If a standard of care is included in the comparison, a screening design should be applied.17 A screening phase II design is similar to a randomized phase III trial but has larger type I and type II errors. For instance, a range of 10% to 20% for both error rates is acceptable. A screening phase II design provides a head-to-head comparison between the experimental regimen and the standard of care using a relatively smaller sample size and clear guidance as to the likelihood of success if the agent is moved forward into phase III testing.

Overall, randomized phase II designs balance prognostic factors among all arms, avoid patient selection bias, and provide robust arm comparison results. The major concerns for randomized phase II designs are (1) the larger required sample size, (2) the relatively high risk of false-negative and false-positive rates resulting from the small sample size, and (3) the possible desire (or ethical mandate) to skip a confirmatory phase III study given a positive phase II result.

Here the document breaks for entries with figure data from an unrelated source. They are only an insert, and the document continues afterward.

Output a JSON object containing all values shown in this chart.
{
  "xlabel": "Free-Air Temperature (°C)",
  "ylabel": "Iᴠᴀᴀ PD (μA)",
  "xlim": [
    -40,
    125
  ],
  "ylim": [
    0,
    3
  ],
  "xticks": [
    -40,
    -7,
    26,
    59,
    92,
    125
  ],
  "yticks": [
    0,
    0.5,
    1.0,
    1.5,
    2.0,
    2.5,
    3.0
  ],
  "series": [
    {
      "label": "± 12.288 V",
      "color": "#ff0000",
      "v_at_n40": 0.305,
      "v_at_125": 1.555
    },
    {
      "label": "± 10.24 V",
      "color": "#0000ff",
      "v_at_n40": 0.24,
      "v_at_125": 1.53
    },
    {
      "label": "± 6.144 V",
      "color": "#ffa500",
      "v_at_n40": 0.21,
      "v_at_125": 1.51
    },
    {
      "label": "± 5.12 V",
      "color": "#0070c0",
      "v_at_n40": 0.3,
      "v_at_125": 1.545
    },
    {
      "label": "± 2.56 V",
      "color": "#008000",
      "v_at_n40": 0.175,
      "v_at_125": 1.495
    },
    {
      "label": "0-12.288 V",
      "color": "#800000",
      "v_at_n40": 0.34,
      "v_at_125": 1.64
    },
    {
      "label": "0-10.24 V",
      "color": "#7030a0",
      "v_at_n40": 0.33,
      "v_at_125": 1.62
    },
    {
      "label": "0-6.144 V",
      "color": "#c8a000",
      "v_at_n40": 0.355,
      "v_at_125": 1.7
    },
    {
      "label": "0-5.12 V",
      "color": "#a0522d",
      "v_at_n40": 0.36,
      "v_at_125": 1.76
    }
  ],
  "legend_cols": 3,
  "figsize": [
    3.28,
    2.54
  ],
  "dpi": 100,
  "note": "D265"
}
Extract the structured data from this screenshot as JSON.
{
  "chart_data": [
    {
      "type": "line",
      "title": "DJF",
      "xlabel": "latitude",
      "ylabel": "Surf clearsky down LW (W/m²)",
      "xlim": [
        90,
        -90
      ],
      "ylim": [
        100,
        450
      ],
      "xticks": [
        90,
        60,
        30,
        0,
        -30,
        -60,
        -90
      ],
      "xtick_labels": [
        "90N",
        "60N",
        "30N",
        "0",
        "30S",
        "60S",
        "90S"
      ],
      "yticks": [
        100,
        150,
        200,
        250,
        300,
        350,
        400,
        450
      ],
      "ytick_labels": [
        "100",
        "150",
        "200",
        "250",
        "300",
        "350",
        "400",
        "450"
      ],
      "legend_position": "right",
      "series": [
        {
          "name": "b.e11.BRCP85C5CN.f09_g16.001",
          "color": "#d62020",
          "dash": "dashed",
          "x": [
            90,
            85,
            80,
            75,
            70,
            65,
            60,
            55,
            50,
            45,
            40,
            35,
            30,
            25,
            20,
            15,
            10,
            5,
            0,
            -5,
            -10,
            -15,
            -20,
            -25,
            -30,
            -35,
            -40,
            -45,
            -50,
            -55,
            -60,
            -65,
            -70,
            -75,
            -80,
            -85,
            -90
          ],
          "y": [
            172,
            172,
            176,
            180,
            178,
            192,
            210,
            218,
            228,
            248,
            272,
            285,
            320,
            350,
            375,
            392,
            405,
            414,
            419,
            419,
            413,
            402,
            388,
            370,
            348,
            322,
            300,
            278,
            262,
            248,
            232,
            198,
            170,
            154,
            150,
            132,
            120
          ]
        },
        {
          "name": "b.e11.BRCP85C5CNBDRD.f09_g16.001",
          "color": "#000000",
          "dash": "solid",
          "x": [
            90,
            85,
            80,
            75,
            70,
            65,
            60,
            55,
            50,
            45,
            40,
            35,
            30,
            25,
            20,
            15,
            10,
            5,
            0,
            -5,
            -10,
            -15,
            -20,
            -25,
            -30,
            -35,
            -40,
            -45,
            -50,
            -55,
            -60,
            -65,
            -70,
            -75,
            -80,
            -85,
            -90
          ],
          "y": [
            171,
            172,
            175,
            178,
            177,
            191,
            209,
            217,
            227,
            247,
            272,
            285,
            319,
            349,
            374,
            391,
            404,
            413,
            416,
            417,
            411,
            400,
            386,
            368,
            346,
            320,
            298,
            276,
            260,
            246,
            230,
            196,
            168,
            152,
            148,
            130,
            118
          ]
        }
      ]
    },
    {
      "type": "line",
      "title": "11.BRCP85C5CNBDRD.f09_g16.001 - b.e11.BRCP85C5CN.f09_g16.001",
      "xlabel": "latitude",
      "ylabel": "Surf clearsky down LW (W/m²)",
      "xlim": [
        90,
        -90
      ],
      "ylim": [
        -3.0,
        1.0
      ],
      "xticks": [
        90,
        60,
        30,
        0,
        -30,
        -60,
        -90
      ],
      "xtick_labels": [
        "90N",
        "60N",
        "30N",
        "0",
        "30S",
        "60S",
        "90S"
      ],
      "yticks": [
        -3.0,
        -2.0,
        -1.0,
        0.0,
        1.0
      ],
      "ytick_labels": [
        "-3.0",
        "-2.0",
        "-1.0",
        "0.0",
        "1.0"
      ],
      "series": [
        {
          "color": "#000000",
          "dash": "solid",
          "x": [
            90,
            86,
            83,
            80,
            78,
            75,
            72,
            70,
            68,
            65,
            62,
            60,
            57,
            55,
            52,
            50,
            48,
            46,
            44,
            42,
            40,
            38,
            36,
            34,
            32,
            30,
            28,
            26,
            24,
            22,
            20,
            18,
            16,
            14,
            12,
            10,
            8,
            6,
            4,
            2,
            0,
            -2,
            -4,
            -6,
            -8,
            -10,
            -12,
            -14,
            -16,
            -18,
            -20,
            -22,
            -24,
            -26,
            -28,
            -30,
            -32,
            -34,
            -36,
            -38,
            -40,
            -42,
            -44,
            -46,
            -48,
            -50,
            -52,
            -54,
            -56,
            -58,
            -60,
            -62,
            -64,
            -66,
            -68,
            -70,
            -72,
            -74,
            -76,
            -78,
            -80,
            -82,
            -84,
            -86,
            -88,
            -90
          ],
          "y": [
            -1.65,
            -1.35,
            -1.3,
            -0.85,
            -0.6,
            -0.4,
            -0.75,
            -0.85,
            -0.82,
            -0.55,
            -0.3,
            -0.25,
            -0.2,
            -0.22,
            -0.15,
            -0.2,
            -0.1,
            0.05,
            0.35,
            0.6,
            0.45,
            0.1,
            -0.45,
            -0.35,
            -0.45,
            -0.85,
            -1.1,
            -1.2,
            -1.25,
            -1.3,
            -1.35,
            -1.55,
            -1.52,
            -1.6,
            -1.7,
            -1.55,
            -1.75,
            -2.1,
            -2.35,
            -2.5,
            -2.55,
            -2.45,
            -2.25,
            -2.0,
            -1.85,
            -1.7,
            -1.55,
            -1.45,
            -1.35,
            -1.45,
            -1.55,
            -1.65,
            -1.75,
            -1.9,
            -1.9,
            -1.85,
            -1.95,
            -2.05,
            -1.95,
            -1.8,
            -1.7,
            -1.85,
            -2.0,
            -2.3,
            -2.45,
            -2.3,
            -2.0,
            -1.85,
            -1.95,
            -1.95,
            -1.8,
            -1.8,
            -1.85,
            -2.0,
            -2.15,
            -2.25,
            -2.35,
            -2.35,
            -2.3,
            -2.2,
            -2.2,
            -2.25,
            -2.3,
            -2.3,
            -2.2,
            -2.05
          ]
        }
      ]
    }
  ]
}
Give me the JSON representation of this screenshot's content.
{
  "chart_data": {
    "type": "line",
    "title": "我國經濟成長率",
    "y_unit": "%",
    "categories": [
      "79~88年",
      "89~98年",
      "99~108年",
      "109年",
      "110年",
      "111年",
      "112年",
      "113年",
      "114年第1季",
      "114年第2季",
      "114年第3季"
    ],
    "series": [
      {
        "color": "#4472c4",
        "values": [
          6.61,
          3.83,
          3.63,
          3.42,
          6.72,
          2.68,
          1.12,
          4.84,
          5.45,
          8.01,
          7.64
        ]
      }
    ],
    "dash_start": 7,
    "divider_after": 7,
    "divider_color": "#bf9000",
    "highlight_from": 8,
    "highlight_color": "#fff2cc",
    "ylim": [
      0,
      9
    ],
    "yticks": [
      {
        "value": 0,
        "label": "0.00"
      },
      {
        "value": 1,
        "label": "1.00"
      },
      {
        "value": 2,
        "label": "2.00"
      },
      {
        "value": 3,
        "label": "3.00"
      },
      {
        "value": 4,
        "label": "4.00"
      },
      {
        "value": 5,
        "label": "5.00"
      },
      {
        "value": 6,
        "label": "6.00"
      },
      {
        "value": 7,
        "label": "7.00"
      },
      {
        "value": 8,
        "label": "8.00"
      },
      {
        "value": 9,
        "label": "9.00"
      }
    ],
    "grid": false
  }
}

Another type of newly developed randomized phase II design is the phase II/III design. A phase II/III design starts with a phase II component. Patients are randomized among several experimental arms or a standard-of-care arm versus one or more experimental arms. Experimental arms could be compared with the historical control or the standard-of-care control to select arms for entering the phase III component. The main advantage of this type of design is (1) the speed of transition from phase II to phase III and (2) the fact that data obtained from the phase II component could be applied toward the phase III comparison as long as the protocol treatment is not altered between phases.

Phase III Trials

It is generally recognized that judging the value of a new therapy by comparing it with historical data may give an erroneous impression of the therapy’s efficacy. Pocock18 related a number of illuminating examples of this phenomenon. Therefore the phase III trial, in which a new agent or modality is tested against an accepted standard treatment in a randomized comparison, is considered the most satisfactory method of establishing the value of the proposed treatment.

Under most circumstances, the goal of a phase III trial is to determine whether the proposed treatment is superior to the standard treatment (superiority trial). Occasionally, the goal is to “show that the difference between the new and active control treatment is small, small enough to the known effectiveness of the active control to support the conclusion that the new test drug is also effective” (noninferiority trial).19 Because the goal of a phase III trial is to make a definitive conclusion regarding a new treatment’s efficacy, enough patients need to be accrued to guarantee a small probability of false-positive results (i.e., declaring that a regimen is effective when in fact it is not) and a large probability of true-positive results (i.e., declaring that a regimen is effective when in fact it is). The probability of false-positive results is also called the size of the study, which usually is limited to 5% or less. The probability of true-positive results is also called the power of the study, which usually is set at 80% to 95%. The primary end points for comparison are usually survival and PFS/DFS, and a common secondary end point is quality of life (QOL). In this section, we discuss the rationale for requiring randomized treatment assignment and stratification in a phase III trial. We introduce the intent to treat principle, and we emphasize the importance of monitoring in ongoing trials.